Maryland divorce cases deals with the issues and requirements of a divorce in the state. Under Maryland law, one has the right to represent himself/herself in all legal cases, including divorce.

The circuit courts have jurisdiction to hear divorce cases within Maryland. Generally, a circuit court with jurisdiction for one’s case is the circuit court in the county where either of the spouses lives. When a spouse files the papers, he/she must state his/her grounds for that court to have jurisdiction. If the grounds are not stated correctly, then the other spouse could file a motion to dismiss the case.
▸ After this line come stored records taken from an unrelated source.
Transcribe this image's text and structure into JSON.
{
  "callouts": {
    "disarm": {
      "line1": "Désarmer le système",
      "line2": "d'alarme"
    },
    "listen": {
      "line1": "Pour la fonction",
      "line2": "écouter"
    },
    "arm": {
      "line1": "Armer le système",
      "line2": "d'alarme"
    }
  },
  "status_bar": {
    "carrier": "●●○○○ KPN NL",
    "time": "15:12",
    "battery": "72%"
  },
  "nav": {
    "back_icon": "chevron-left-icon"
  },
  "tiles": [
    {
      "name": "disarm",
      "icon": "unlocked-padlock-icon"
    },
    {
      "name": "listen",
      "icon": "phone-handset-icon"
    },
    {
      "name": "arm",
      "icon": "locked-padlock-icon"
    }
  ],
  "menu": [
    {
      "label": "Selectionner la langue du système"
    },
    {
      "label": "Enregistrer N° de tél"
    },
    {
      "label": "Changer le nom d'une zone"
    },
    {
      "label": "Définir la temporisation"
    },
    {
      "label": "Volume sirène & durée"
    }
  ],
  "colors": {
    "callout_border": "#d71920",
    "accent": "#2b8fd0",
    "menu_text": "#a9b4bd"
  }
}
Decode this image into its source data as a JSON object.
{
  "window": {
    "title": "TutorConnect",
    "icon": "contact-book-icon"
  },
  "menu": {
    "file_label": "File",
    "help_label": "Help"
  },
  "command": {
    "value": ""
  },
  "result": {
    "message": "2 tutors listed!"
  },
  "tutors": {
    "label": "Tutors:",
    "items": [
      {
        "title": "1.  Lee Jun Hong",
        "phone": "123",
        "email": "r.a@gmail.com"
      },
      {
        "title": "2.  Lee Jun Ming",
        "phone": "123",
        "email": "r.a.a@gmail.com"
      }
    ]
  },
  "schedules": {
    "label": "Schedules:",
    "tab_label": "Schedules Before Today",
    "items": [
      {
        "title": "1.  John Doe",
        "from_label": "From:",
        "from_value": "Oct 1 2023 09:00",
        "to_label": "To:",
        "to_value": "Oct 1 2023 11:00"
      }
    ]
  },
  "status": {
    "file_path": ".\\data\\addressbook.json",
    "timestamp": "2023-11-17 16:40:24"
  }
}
Residency requirements for a Maryland divorce

In order to start the divorce process, one must file a complaint in the circuit court where either of the spouses lives. In the complaint or at the hearing, one has to meet the residency requirement. As each state has its own residency requirements, divorce laws apply only to the residents of the state.

  • On must be a resident of Maryland for one year if voluntary separation without cohabitation is the ground for divorce.
  • Either of the spouses must be a resident of the state at least for a year before filing for divorce. However, after filing for divorce both of them could move anywhere in the world.

One does not have to remain at the same address to fulfill his/her residency requirement. A person could move anywhere within the state from which he/she is filing. A spouse only needs to give proof of his residence during separation in the final hearing.

Grounds for divorce

There are two types of divorces in Maryland. They are: Absolute divorce and Limited divorce. There are 6 grounds for a court to grant an absolute divorce:

  • Adultery
  • Desertion
  • Voluntary separation
  • Criminal conviction
  • Two year separation
  • Insanity

A marriage could be completely dissolved if any of the grounds mentioned above are proved.

There are 4 grounds for a court to grant a limited divorce:

  • Cruelty (against the complaining party or his/her child)
  • Excessive cruelty
  • Desertion
  • Voluntary separation

A limited divorce does not completely terminate one’s marital status, even if any of the above mentioned grounds are proved. In order to do so, one must either seek an absolute divorce or an annulment.

Adultery in Maryland divorce cases

A sexual intercourse by a person outside his/her marriage is known as adultery. Cunnilingus or fellatio, which the law defines as sodomy, in Maryland is neither a ground for divorce nor is considered as adultery. The sexual intercourse must involve some kind of penetration of the female organ by the male organ. A completion of sexual intercourse is not required.

In Maryland, most adultery cases are proven by circumstantial evidence, which means that one has to prove that his/her spouse, had the opportunity to commit adultery.

The issues that matters most in Maryland divorce cases are discussed above and will probably help one to get a fair idea of a Maryland divorce.